Members of the House Judiciary committee asked the Justice Department (DOJ) on Wednesday to investigate Amazon and some of its executives for criminal obstruction of a congressional investigation on how the tech giant treated third party sellers, reported The New York Times. 

In a letter to Attorney General Merrick Garland, members of the House Judiciary committee accused the company of obstructing its 16-month antitrust investigation by refusing to turn over information and lying about how it treated third-party sellers on its platform.

Related: US Senator Wants Antitrust Probe Of Amazon’s Use Of Third-Party Data

“Throughout the investigation and in follow-up inquiries, senior executives at Amazon engaged in a pattern and practice of misleading behavior before the committee,” a bipartisan group of lawmakers including the House Judiciary committee chairman, Jerrold Nadler, Democrat of New York, said in the letter to the Justice Department (DOJ). “Amazon and its executives must be held accountable for this behavior.”

In 2019 the House panel’s antitrust subcommittee focused its investigation on whether the company used data about its customers to advance the sale of its own private-label products over those of third-party vendors. 

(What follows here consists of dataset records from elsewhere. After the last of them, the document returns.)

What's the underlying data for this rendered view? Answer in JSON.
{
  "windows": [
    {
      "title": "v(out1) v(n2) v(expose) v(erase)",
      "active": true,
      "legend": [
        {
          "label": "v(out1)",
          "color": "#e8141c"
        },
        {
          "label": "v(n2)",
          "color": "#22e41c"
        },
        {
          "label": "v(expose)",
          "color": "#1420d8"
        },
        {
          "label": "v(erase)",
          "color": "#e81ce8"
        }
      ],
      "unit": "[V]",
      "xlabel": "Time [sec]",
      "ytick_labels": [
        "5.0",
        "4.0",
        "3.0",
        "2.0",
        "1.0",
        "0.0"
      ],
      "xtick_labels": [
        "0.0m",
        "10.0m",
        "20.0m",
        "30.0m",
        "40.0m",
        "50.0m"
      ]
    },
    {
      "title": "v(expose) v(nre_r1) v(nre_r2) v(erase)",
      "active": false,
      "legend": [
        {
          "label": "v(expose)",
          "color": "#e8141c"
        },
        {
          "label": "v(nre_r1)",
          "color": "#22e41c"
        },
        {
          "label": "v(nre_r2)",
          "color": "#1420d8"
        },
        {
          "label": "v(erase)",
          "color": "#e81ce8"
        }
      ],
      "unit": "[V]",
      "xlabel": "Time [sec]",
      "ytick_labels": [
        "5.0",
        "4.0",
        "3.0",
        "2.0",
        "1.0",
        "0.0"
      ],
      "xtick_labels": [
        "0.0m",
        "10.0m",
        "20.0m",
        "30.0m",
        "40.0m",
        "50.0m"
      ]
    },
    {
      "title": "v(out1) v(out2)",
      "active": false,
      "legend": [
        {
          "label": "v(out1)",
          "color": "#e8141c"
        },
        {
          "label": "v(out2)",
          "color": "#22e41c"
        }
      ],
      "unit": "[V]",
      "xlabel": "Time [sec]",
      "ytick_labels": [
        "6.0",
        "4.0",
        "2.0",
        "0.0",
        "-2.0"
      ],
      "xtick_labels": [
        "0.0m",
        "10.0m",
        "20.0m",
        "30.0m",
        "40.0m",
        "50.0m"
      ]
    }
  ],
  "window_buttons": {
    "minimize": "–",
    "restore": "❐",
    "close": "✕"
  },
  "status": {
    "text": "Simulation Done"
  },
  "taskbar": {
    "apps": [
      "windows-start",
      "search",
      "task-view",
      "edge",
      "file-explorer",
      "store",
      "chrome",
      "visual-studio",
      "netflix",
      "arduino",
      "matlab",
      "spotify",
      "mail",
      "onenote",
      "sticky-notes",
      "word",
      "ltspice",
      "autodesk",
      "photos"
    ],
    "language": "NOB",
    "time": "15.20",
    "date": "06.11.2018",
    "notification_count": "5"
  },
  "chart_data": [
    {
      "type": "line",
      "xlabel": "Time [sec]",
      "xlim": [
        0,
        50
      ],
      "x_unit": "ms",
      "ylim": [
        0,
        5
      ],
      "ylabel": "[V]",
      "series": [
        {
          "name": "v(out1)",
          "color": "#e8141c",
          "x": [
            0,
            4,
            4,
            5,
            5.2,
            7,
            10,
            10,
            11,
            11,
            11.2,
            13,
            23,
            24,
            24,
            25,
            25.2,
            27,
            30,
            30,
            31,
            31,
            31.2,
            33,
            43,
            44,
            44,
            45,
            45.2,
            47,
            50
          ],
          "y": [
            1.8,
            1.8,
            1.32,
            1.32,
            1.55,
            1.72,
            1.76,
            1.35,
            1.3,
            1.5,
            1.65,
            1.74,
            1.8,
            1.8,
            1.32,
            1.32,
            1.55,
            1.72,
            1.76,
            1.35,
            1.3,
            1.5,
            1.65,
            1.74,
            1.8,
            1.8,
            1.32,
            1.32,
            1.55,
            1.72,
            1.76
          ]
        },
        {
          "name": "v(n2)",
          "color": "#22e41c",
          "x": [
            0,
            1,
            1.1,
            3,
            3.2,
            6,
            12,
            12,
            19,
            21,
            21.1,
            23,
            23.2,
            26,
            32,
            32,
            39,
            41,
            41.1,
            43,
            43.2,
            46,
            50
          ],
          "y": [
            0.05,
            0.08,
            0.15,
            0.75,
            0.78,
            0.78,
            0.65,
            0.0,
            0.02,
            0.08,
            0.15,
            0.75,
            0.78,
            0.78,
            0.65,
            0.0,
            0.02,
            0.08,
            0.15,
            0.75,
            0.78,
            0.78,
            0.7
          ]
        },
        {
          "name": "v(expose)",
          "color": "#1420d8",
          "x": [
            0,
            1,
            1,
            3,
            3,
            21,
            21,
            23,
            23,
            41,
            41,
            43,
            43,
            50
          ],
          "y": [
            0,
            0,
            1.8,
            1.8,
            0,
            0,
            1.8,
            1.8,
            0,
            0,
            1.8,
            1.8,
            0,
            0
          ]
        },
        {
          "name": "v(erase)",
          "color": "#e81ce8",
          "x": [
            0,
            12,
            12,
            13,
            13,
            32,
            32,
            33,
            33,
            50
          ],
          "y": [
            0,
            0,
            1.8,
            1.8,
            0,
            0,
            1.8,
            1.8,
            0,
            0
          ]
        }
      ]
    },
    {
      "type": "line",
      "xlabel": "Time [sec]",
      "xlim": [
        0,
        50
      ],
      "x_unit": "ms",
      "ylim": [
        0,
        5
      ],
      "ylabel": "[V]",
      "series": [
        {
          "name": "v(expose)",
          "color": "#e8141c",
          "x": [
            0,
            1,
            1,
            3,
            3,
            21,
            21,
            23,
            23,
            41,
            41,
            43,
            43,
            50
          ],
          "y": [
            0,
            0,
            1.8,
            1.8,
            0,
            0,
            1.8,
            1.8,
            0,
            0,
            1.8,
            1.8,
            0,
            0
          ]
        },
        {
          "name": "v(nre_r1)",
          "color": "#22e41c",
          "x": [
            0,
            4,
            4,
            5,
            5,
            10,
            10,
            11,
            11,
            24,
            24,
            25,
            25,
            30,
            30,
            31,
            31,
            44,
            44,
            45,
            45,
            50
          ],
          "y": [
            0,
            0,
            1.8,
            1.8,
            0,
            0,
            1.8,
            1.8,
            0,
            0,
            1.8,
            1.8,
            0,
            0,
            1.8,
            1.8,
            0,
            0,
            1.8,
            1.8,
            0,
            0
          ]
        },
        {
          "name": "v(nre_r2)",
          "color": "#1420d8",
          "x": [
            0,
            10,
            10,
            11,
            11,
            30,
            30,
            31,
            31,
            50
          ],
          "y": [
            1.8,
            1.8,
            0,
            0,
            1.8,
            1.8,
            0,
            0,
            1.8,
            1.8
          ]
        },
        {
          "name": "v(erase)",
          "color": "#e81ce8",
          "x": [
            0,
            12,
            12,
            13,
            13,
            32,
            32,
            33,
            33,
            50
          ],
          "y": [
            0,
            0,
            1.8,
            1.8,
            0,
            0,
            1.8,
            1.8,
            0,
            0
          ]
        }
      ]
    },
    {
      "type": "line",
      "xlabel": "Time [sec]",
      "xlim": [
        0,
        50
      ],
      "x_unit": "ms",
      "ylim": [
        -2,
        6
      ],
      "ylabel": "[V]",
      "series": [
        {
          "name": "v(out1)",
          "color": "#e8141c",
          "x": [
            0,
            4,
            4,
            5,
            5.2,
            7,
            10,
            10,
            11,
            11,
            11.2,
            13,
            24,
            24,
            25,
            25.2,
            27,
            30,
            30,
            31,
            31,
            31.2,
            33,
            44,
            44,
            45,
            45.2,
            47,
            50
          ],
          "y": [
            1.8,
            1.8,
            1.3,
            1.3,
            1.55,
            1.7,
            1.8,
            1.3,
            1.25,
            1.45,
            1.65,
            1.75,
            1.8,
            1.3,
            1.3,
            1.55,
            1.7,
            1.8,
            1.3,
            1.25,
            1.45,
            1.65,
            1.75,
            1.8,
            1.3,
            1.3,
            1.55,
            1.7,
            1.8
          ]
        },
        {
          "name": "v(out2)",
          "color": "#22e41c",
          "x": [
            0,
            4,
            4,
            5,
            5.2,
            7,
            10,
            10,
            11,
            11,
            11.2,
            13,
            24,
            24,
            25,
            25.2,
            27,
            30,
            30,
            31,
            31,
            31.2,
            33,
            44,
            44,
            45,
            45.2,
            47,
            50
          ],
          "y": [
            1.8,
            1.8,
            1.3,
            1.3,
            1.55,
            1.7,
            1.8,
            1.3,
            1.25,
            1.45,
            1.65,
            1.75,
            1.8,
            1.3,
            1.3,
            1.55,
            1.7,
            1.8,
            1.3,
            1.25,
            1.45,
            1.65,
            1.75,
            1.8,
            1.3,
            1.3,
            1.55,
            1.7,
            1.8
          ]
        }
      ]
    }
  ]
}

In their letter members of the committee said Amazon executives, including a lawyer who testified before the committee, repeatedly denied that the company used customer data to harm competition. However, the company has previously admitted that employees may access ‘aggregate data’ on third-party sellers that might not be as secure or anonymous as previously claimed.

Amazon, as part of the so-called Big Tech giants that dominate the modern digital economy, has been involved in several simultaneous legal challenges over its practices in recent years, as a more robust data regulation regime is being worked out by major jurisdictions.